The word “blog” is an
abbreviation of the term “weblog”. Back in the early 1990s, when the internet
as we know it today was still in its infancy, weblogs were a form of online
diary keeping. The earliest bloggers would share details of their everyday
lives on first-generation blog sites such as Open Pages and Open Diary.
By the end of that decade, blog technology improved to
the point where readers could leave comments on other people’s blogs, and even
include links to other web pages. Very quickly, improvement in search engine
technology made it simple for anybody to find blogs written about whatever
specific topics were of interest to them.
By the mid-2000s, open
source blog hosting sites such as Blogger, Tumblr, and WordPress began to offer
free software that any user could use to create and publish
professional-looking blogs quickly and easily.

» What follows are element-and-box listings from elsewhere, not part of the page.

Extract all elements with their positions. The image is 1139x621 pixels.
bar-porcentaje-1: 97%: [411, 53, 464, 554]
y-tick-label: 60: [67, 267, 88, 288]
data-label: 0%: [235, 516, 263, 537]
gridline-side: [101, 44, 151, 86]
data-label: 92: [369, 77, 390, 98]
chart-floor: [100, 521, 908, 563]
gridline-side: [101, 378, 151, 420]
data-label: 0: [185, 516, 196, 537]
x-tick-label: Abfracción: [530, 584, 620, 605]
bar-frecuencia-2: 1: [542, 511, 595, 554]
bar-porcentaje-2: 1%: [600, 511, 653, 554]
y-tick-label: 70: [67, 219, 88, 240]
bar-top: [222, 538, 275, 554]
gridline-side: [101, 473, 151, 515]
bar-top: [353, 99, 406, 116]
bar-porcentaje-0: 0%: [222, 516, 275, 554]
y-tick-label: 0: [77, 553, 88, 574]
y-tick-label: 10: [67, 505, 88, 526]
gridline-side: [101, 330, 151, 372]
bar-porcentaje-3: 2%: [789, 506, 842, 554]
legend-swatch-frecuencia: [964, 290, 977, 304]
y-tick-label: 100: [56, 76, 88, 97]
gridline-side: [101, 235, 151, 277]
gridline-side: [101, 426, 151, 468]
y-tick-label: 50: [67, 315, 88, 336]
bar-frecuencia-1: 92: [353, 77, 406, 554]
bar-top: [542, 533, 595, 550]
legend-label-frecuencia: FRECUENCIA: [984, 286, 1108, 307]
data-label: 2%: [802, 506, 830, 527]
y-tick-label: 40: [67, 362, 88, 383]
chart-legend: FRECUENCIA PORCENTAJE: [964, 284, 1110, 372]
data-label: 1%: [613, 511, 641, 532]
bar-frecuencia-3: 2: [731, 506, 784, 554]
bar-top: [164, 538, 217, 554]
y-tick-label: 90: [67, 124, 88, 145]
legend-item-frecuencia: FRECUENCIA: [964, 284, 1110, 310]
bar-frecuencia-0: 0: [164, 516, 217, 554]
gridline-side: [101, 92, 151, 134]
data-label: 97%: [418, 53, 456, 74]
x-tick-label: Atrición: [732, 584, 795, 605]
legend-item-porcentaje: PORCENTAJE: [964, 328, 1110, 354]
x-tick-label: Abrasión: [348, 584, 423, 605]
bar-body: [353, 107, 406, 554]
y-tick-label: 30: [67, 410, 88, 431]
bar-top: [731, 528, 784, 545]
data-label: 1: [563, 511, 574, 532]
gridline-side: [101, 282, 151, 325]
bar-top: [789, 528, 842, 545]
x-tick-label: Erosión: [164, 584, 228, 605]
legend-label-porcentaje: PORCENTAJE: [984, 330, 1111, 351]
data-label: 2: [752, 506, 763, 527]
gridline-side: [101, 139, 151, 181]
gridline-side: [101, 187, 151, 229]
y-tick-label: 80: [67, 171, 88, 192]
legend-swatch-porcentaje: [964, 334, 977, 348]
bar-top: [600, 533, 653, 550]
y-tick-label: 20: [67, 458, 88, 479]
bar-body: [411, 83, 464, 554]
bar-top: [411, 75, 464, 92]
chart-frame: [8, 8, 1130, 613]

These sites, which remain popular today, also
hosted and distributed the blogs for free so that bloggers could write as many
blogs as they wanted and there was sure to be a steady supply of regular, loyal
readers.
Today, there are literally
millions of blogs being written every day and on every subject imaginable.
Whether you are interested in anthropology, cooking, sewing, movies, sex or sports,
with just the click of a few buttons you can be connected with thousands of
freshly-written blogs on the topics you like best. Plus, you can interact with
the writers, meet other people who
share
your interest, and engage in a lively interchange with an entire community
devoted to whatever subject you are into.